Misalnya: munculnya gerakan-gerakan yang menggunakan pola teror dipahami
sebagai bentuk perlawanan terhadap keangkuhan sebuah negara Adi Kuasa.
Kemudian,
Teori sebagai alat Peramal memberikan bentuk-bentuk prediksi tentang apa yang
akan terjadi. Misalnya: berdasarkan cara negara-negara barat seperti Amerika
menghadapi gerakan terror, justru akan menumbuh-suburkan gerakan-gerakan
ekstrim di berbagai-bagai wilayah sebagai bentuk perlawanan.
Sedangkan
Teori sebagai Alat pengontrol bukan hanya meramalkan tetapi juga memberikan
kemungkinan-kemungkinan solusi berdasarkan ramalan yang diajukan dari gejala-gejala yang difahami di lapangan.

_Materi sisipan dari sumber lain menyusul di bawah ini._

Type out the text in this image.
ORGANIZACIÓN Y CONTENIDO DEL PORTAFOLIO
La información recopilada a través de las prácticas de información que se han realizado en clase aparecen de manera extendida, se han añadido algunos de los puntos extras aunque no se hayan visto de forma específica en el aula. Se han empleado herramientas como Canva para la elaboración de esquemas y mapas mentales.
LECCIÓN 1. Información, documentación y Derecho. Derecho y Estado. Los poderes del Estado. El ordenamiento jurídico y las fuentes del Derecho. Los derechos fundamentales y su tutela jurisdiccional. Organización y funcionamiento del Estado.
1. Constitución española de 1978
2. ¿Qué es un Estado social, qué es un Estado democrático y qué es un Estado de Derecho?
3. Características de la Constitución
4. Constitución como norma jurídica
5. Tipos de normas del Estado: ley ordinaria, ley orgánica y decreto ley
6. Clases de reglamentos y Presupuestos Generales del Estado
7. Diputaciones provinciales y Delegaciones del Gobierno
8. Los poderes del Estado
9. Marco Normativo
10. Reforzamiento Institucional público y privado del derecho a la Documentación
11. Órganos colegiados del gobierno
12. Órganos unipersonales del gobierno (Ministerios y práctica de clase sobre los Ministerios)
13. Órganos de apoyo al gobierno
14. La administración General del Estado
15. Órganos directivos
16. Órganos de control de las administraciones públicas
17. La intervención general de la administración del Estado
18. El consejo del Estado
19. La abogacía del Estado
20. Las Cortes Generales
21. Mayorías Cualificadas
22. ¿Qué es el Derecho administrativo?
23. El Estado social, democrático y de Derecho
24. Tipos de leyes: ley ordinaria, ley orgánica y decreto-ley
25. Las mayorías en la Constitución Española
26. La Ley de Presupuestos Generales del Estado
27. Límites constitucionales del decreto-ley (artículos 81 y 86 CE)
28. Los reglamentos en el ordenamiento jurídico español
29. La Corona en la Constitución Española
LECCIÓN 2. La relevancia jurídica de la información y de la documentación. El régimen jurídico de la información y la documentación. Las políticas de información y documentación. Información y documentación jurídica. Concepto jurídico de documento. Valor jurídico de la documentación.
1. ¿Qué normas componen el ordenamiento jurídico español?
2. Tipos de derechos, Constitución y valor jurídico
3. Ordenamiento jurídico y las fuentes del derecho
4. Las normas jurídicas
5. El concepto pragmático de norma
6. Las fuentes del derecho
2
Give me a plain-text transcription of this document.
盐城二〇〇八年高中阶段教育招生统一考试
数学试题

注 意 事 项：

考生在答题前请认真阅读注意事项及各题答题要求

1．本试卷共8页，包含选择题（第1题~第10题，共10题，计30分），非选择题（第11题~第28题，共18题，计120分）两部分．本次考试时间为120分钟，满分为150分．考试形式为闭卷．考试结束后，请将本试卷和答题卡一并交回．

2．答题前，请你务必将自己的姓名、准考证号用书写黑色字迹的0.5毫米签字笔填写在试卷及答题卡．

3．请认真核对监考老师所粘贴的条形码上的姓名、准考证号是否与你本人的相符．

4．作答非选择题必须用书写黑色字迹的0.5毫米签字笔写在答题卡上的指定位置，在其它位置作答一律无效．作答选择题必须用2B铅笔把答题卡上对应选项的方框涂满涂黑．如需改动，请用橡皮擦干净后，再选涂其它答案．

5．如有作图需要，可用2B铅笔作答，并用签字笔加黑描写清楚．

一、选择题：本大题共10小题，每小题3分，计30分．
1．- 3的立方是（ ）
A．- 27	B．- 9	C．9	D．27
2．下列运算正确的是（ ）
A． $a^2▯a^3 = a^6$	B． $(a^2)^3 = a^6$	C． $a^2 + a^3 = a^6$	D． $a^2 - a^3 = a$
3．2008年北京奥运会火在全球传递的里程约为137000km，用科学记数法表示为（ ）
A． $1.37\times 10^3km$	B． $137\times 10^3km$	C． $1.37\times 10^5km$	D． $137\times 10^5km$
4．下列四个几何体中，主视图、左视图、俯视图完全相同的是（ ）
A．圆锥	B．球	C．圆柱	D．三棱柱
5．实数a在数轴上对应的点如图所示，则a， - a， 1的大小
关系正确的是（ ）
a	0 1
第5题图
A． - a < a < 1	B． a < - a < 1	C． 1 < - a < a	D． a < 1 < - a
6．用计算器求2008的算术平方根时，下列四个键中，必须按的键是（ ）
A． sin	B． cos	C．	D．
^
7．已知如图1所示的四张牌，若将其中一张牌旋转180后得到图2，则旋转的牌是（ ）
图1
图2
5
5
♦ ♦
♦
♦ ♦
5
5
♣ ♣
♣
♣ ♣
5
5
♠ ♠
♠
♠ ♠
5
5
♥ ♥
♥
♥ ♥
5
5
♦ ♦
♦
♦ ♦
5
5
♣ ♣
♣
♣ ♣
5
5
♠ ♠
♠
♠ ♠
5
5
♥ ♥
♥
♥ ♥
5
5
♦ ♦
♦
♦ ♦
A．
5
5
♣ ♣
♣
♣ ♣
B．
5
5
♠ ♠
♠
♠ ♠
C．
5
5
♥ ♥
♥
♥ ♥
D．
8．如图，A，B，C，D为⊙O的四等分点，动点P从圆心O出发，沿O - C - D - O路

Misalnya: karena terorisme adalah akibat dari ketidak-adilan yang dirasakan
sebagian kelompok di dunia, maka ia mungkin dapat diminimalisir dengan antara
lain; membangun dialog timur dan barat, menciptakan hubungan yang lebih adil
antara timur dan barat.
3. PENGERTIAN DAKWAH
Secara
bahasa, dakwah mengandung makna: nida (panggilan), juga bermakna
mendorong kepada sesuatu atau mendukungnya; mengajak kepada sesuatu yang ingin
diadakan atau dihindarkan, baik benar ataupun salah; juga mengandung makna
upaya melalui perkataan atau perbuatan untuk mempengaruhi orang lain agar
mengikuti suatu madzhab atau agama; dapat pula bermakan memohon atau meminta.[8]
Sedangkan
secara istilah kalimat dakwah itu tidak jauh maknanya dari makna bahasa di
atas, yaitu upaya mengajak manusia lewat ucapan dan perbuatan kepada Islam,
menerapkan manhajnya, meyakini aqidahnya dan melaksanakan syari’atnya.[9]
Dengan kata lain, dakwah adalah usaha untuk mempengaruhi orang lain agar mereka
bersikap dan bertingkahlaku seperti apa yang didakwahkan, yaitu Islam.[10]
KESULITAN MEMBUAT TEORI
DALAM BIDANG DAKWAH
Secara
sejarah, dakwah adalah kegiatan yang langsung terikat dengan agama Islam sejak
awal diturunkan kepada Nabi Muhammad saw. Sehingga untuk menuliskan tentang
sejarah dakwah adalah hal yang relative mudah. Berbeda dengan dakwah secara
kelimuan. Ilmu dakwah adalah sesuatu yang baru di antara ilmu-ilmu Islam yang
lain. Sebagai disiplin ilmu yang masih baru, ilmu dakwah belum memiliki tradisi
keilmuan yang mapan dibanding dengan disiplin ilmu yang lain, termasuk di
antara sesame ilmu-ilmu keagamaan yang lain.[11]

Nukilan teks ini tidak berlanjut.